I would prefer if you could leave strongswan bugs in MODIFIED state so I can handle the updates. This bug actually be fixed in f20/f19/f18/el6 with an update I'm just issuing.
strongswan-5.1.1-4.fc18 has been submitted as an update for Fedora 18. https://admin.fedoraproject.org/updates/strongswan-5.1.1-4.fc18
strongswan-5.1.1-4.fc19 has been submitted as an update for Fedora 19. https://admin.fedoraproject.org/updates/strongswan-5.1.1-4.fc19
strongswan-5.1.1-4.fc20 has been submitted as an update for Fedora 20. https://admin.fedoraproject.org/updates/strongswan-5.1.1-4.fc20
strongswan-5.1.1-4.el6 has been submitted as an update for Fedora EPEL 6. https://admin.fedoraproject.org/updates/strongswan-5.1.1-4.el6
strongswan-5.1.1-4.fc19 has been pushed to the Fedora 19 stable repository. If problems still persist, please make note of it in this bug report.

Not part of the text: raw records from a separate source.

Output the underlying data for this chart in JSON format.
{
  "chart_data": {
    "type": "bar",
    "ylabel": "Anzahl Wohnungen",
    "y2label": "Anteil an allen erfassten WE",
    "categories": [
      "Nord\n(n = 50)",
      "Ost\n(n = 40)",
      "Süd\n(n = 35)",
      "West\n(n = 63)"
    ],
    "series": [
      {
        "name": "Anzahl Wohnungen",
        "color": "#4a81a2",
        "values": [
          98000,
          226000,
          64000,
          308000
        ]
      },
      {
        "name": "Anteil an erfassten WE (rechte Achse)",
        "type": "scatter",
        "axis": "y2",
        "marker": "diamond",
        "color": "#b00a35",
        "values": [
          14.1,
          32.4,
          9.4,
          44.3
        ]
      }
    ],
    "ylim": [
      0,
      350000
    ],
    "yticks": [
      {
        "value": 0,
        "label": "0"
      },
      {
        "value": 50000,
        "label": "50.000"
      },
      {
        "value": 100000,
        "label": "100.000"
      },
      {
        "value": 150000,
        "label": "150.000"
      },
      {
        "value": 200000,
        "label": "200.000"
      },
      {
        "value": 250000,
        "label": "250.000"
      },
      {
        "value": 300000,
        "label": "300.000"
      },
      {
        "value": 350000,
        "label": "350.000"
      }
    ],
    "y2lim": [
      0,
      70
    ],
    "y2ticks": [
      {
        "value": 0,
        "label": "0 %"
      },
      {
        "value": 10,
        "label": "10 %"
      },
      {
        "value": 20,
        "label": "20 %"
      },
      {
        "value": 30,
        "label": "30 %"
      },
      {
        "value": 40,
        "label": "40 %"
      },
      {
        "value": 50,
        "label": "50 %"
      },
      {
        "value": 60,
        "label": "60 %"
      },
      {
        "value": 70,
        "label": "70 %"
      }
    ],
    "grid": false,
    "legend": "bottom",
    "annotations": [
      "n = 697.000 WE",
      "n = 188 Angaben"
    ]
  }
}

strongswan-5.1.1-4.fc20 has been pushed to the Fedora 20 stable repository. If problems still persist, please make note of it in this bug report.
strongswan-5.1.1-4.el6 has been pushed to the Fedora EPEL 6 stable repository. If problems still persist, please make note of it in this bug report.
Hi all, please look at a related upstream bug report and comment there. http://wiki.strongswan.org/issues/538 I would be happy if we improved the Fedora strongswan upstream/downstream relation and if important changes like that would rather go through upstream. The strongswan upstream is usually rather quick, so there's no need for forking the development in Fedora.
Avesh, could you please update the upstream bug report with requested information? Pavel
My intention is to remove the patches as soon as possible. But before doing so, I would like to make sure appropriate changes are made in the upstream project to keep the already acquired features working.
Please cooperate on upstreaming the strongswan patches. See https://bugzilla.redhat.com/show_bug.cgi?id=1087437
This message is a notice that Fedora 19 is now at end of life. Fedora has stopped maintaining and issuing updates for Fedora 19. It is Fedora's policy to close all bug reports from releases that are no longer maintained. Approximately 4 (four) weeks from now this bug will be closed as EOL if it remains open with a Fedora 'version' of '19'. Package Maintainer: If you wish for this bug to remain open because you plan to fix it in a currently maintained version, simply change the 'version' to a later Fedora version. Thank you for reporting this issue and we are sorry that we were not able to fix it before Fedora 19 is end of life. If you would still like to see this bug fixed and are able to reproduce it against a later version of Fedora, you are encouraged change the 'version' to a later Fedora version prior this bug is closed as described in the policy above. Although we aim to fix as many bugs as possible during every release's lifetime, sometimes those efforts are overtaken by events. Often a more recent Fedora release includes newer upstream software that fixes bugs or makes them obsolete.
Fedora 19 changed to end-of-life (EOL) status on 2015-01-06. Fedora 19 is no longer maintained, which means that it will not receive any further security or bug fix updates. As a result we are closing this bug. If you can reproduce this bug against a currently maintained version of Fedora please feel free to reopen this bug against that version. If you are unable to reopen this bug, please file a new report against the current release. If you experience problems, please add a comment to this bug. Thank you for reporting this bug and we are sorry it could not be fixed.